Write A Non-Fiction Book Proposal

How to write a nonfiction book proposal that will put you on top of the slush pile.

A nonfiction writing proposal is like the writer's net, used to catch the editor. Only most nets are incomplete and the editor is gone before you even knew he was there.

When writing a nonfiction book the object is to sell it first. After all, why spend hours and hours of time working on something that no one is going to buy?

An editor would rather see a well done book proposal that will allow him to get to know your book in the planning process. At this stage he can judge if there is a wide enough readership and marketability to warrant publication. The editor can also make suggests on how to improve the incomplete book. Getting this other perspective beforehand may save you, the writer, from a total rewrite.

So what is a book proposal? It is the most relevant information a publisher needs to judge whether your book idea is going to sell. It includes the cover letter, overview, marketing information, author information, and samples. More can be included, but its intention is to be brief enough that the editor will actually read it. Often times in the publishing industry shorter gets read first, no matter when the mail was dropped off.

So let's begin with the cover letter. Address it to a specific editor, be respectful and use last names. All of your information should be included in the right-hand corner. The publishing company comes next on the left, followed by "Dear Ms./Mr." The content of the cover letter should entice the editor to read the proposal. Be catchy and brief. Tell the editor your title, a little about the book and introduce the proposal. This should take no more then two pages and preferably one.

Next you may want to put a title page in with your byline.

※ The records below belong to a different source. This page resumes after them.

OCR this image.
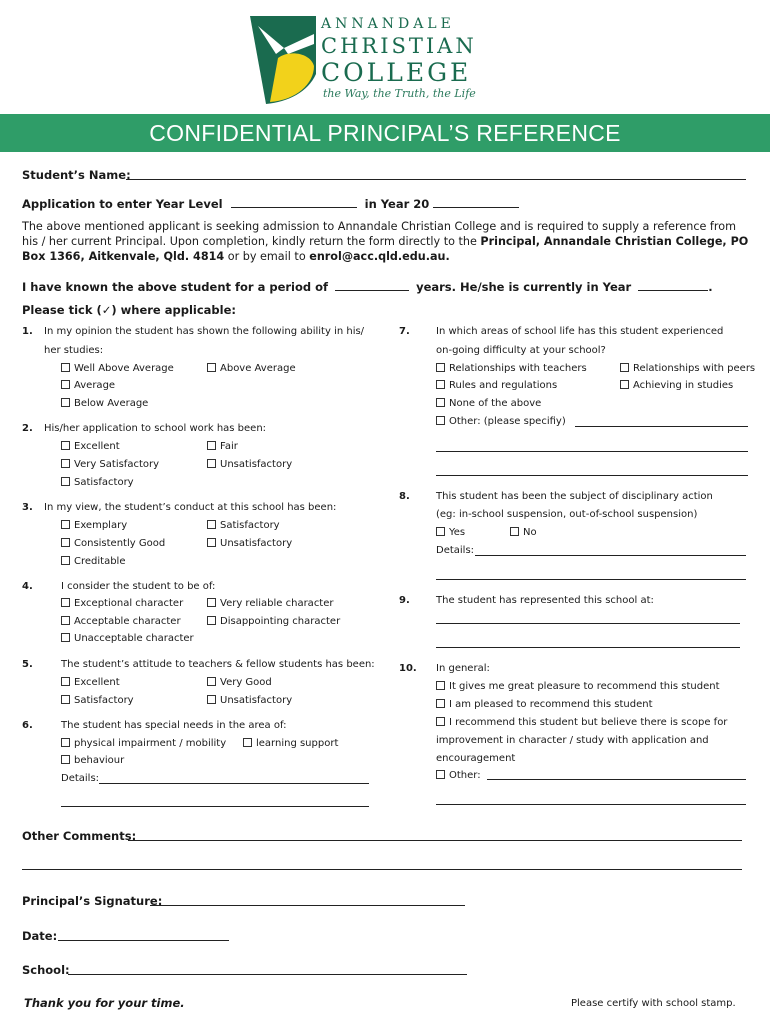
ANNANDALE
CHRISTIAN
COLLEGE
the Way, the Truth, the Life
CONFIDENTIAL PRINCIPAL’S REFERENCE
Student’s Name:
Application to enter Year Level	in Year 20
The above mentioned applicant is seeking admission to Annandale Christian College and is required to supply a reference from his / her current Principal. Upon completion, kindly return the form directly to the Principal, Annandale Christian College, PO Box 1366, Aitkenvale, Qld. 4814 or by email to enrol@acc.qld.edu.au.
I have known the above student for a period of	years. He/she is currently in Year	.
Please tick (✓) where applicable:
1. In my opinion the student has shown the following ability in his/
her studies:
Well Above Average	Above Average
Average
Below Average
2. His/her application to school work has been:
Excellent	Fair
Very Satisfactory	Unsatisfactory
Satisfactory
3. In my view, the student’s conduct at this school has been:
Exemplary	Satisfactory
Consistently Good	Unsatisfactory
Creditable
4.	I consider the student to be of:
Exceptional character	Very reliable character
Acceptable character	Disappointing character
Unacceptable character
5.	The student’s attitude to teachers & fellow students has been:
Excellent	Very Good
Satisfactory	Unsatisfactory
6.	The student has special needs in the area of:
physical impairment / mobility	learning support
behaviour
Details:
7.	In which areas of school life has this student experienced
on-going difficulty at your school?
Relationships with teachers	Relationships with peers
Rules and regulations	Achieving in studies
None of the above
Other: (please specifiy)
8.	This student has been the subject of disciplinary action
(eg: in-school suspension, out-of-school suspension)
Yes	No
Details:
9.	The student has represented this school at:
10. In general:
It gives me great pleasure to recommend this student
I am pleased to recommend this student
I recommend this student but believe there is scope for
improvement in character / study with application and
encouragement
Other:
Other Comments:
Principal’s Signature:
Date:
School:
Thank you for your time.	Please certify with school stamp.
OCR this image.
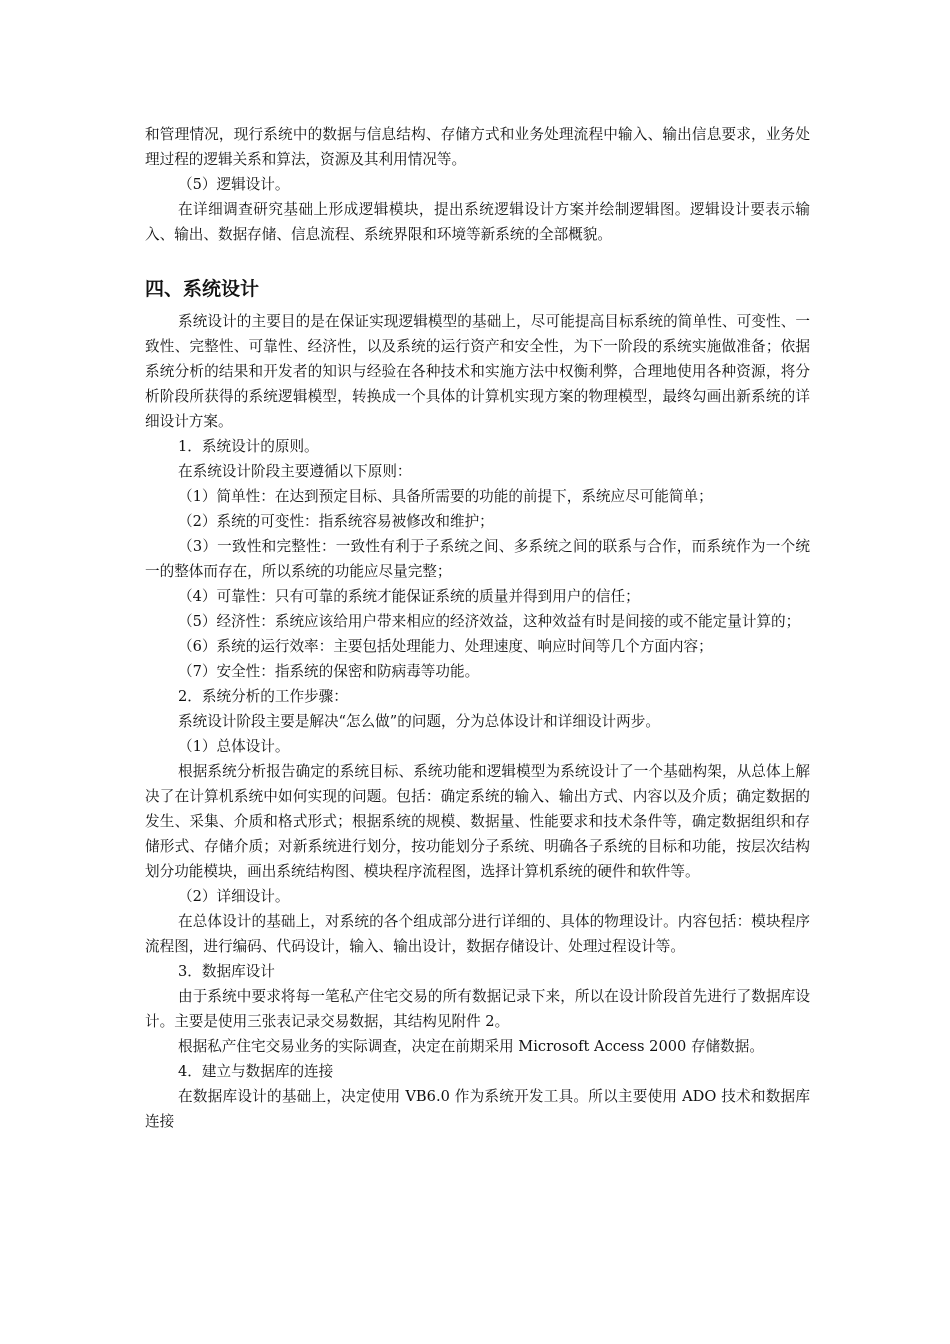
和管理情况，现行系统中的数据与信息结构、存储方式和业务处理流程中输入、输出信息要求，业务处理过程的逻辑关系和算法，资源及其利用情况等。

（5）逻辑设计。

在详细调查研究基础上形成逻辑模块，提出系统逻辑设计方案并绘制逻辑图。逻辑设计要表示输入、输出、数据存储、信息流程、系统界限和环境等新系统的全部概貌。

四、系统设计

系统设计的主要目的是在保证实现逻辑模型的基础上，尽可能提高目标系统的简单性、可变性、一致性、完整性、可靠性、经济性，以及系统的运行资产和安全性，为下一阶段的系统实施做准备；依据系统分析的结果和开发者的知识与经验在各种技术和实施方法中权衡利弊，合理地使用各种资源，将分析阶段所获得的系统逻辑模型，转换成一个具体的计算机实现方案的物理模型，最终勾画出新系统的详细设计方案。

1．系统设计的原则。

在系统设计阶段主要遵循以下原则：

（1）简单性：在达到预定目标、具备所需要的功能的前提下，系统应尽可能简单；

（2）系统的可变性：指系统容易被修改和维护；

（3）一致性和完整性：一致性有利于子系统之间、多系统之间的联系与合作，而系统作为一个统一的整体而存在，所以系统的功能应尽量完整；

（4）可靠性：只有可靠的系统才能保证系统的质量并得到用户的信任；

（5）经济性：系统应该给用户带来相应的经济效益，这种效益有时是间接的或不能定量计算的；

（6）系统的运行效率：主要包括处理能力、处理速度、响应时间等几个方面内容；

（7）安全性：指系统的保密和防病毒等功能。

2．系统分析的工作步骤：

系统设计阶段主要是解决“怎么做”的问题，分为总体设计和详细设计两步。

（1）总体设计。

根据系统分析报告确定的系统目标、系统功能和逻辑模型为系统设计了一个基础构架，从总体上解决了在计算机系统中如何实现的问题。包括：确定系统的输入、输出方式、内容以及介质；确定数据的发生、采集、介质和格式形式；根据系统的规模、数据量、性能要求和技术条件等，确定数据组织和存储形式、存储介质；对新系统进行划分，按功能划分子系统、明确各子系统的目标和功能，按层次结构划分功能模块，画出系统结构图、模块程序流程图，选择计算机系统的硬件和软件等。

（2）详细设计。

在总体设计的基础上，对系统的各个组成部分进行详细的、具体的物理设计。内容包括：模块程序流程图，进行编码、代码设计，输入、输出设计，数据存储设计、处理过程设计等。

3．数据库设计

由于系统中要求将每一笔私产住宅交易的所有数据记录下来，所以在设计阶段首先进行了数据库设计。主要是使用三张表记录交易数据，其结构见附件 2。

根据私产住宅交易业务的实际调查，决定在前期采用 Microsoft Access 2000 存储数据。

4．建立与数据库的连接

在数据库设计的基础上，决定使用 VB6.0 作为系统开发工具。所以主要使用 ADO 技术和数据库连接
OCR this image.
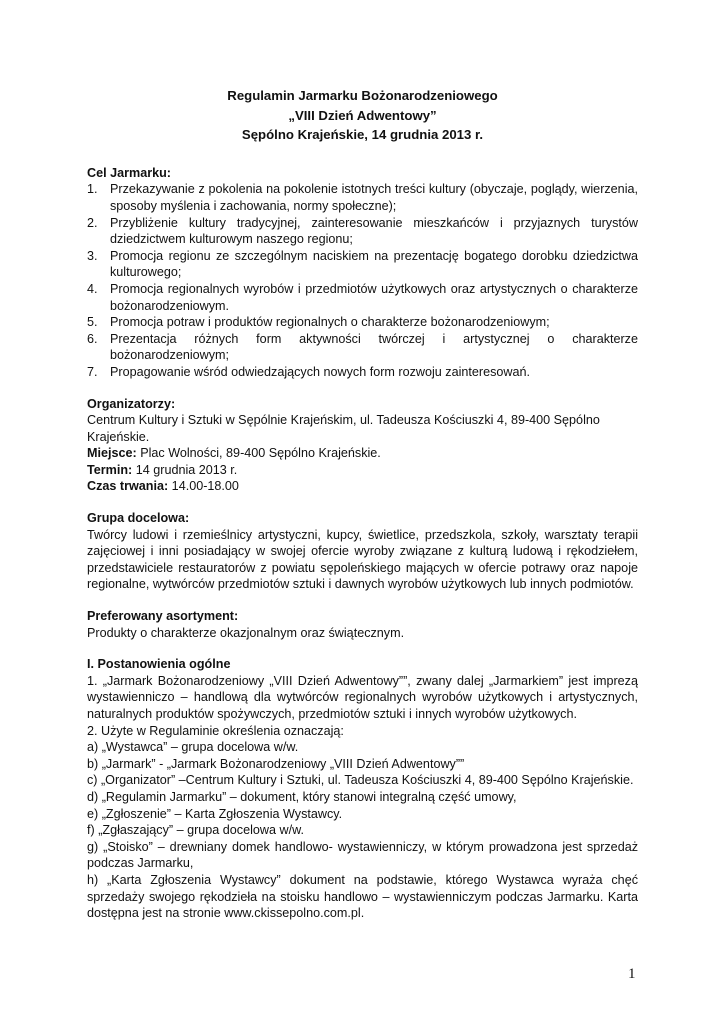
Regulamin Jarmarku Bożonarodzeniowego
„VIII Dzień Adwentowy”
Sępólno Krajeńskie, 14 grudnia 2013 r.
Cel Jarmarku:
1. Przekazywanie z pokolenia na pokolenie istotnych treści kultury (obyczaje, poglądy, wierzenia, sposoby myślenia i zachowania, normy społeczne);
2. Przybliżenie kultury tradycyjnej, zainteresowanie mieszkańców i przyjaznych turystów dziedzictwem kulturowym naszego regionu;
3. Promocja regionu ze szczególnym naciskiem na prezentację bogatego dorobku dziedzictwa kulturowego;
4. Promocja regionalnych wyrobów i przedmiotów użytkowych oraz artystycznych o charakterze bożonarodzeniowym.
5. Promocja potraw i produktów regionalnych o charakterze bożonarodzeniowym;
6. Prezentacja różnych form aktywności twórczej i artystycznej o charakterze bożonarodzeniowym;
7. Propagowanie wśród odwiedzających nowych form rozwoju zainteresowań.
Organizatorzy:
Centrum Kultury i Sztuki w Sępólnie Krajeńskim, ul. Tadeusza Kościuszki 4, 89-400 Sępólno Krajeńskie.
Miejsce: Plac Wolności, 89-400 Sępólno Krajeńskie.
Termin: 14 grudnia 2013 r.
Czas trwania: 14.00-18.00
Grupa docelowa:
Twórcy ludowi i rzemieślnicy artystyczni, kupcy, świetlice, przedszkola, szkoły, warsztaty terapii zajęciowej i inni posiadający w swojej ofercie wyroby związane z kulturą ludową i rękodziełem, przedstawiciele restauratorów z powiatu sępoleńskiego mających w ofercie potrawy oraz napoje regionalne, wytwórców przedmiotów sztuki i dawnych wyrobów użytkowych lub innych podmiotów.
Preferowany asortyment:
Produkty o charakterze okazjonalnym oraz świątecznym.
I. Postanowienia ogólne
1. „Jarmark Bożonarodzeniowy „VIII Dzień Adwentowy””, zwany dalej „Jarmarkiem” jest imprezą wystawienniczo – handlową dla wytwórców regionalnych wyrobów użytkowych i artystycznych, naturalnych produktów spożywczych, przedmiotów sztuki i innych wyrobów użytkowych.
2. Użyte w Regulaminie określenia oznaczają:
a) „Wystawca” – grupa docelowa w/w.
b) „Jarmark” - „Jarmark Bożonarodzeniowy „VIII Dzień Adwentowy””
c) „Organizator” –Centrum Kultury i Sztuki, ul. Tadeusza Kościuszki 4, 89-400 Sępólno Krajeńskie.
d) „Regulamin Jarmarku” – dokument, który stanowi integralną część umowy,
e) „Zgłoszenie” – Karta Zgłoszenia Wystawcy.
f) „Zgłaszający” – grupa docelowa w/w.
g) „Stoisko” – drewniany domek handlowo- wystawienniczy, w którym prowadzona jest sprzedaż podczas Jarmarku,
h) „Karta Zgłoszenia Wystawcy” dokument na podstawie, którego Wystawca wyraża chęć sprzedaży swojego rękodzieła na stoisku handlowo – wystawienniczym podczas Jarmarku. Karta dostępna jest na stronie www.ckissepolno.com.pl.
1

Now is the overview. On the first page briefly describe your book. Then describe it in full detail. Try to make it as interesting and sellable as you can, but don't be fake. On the next page begin your outline. Break it down into chapters and tell the editor exactly what each chapter will include. Follow this with the approximate word count.



The next section is for marketing. First consider the audience, how large is it? Is there a need for your book? Who will actually buy it? How do you see the book marketed? What other books will it be sold with? What do you imagine the book looking like? Try to include as much marketing information as possible, because this is what is really going to decide if the publishers buy your book idea or someone else's. In this section you should also include a small section on your research methods, naming people who have agreed to be interviewed.

The next page will deal with the competition. Name the other books out there on this subject, give a short overview and then describe why your book is different from each of these. Point out why yours is better and why it will sell more.

Now, that you have sold the editor on the book idea you have to sell him on you as the writer. Tell him your background relating to the subject. Then tell him your background as a writer.

Next the editor will want to see how you write. This is where really good samples come in. You should include one or two sample chapters. Other things to include are any clips you may have done about the topic.

Remember the competition is fierce, but following these steps will put you ahead of most of the other submissions, and you may just land a contract. Good luck.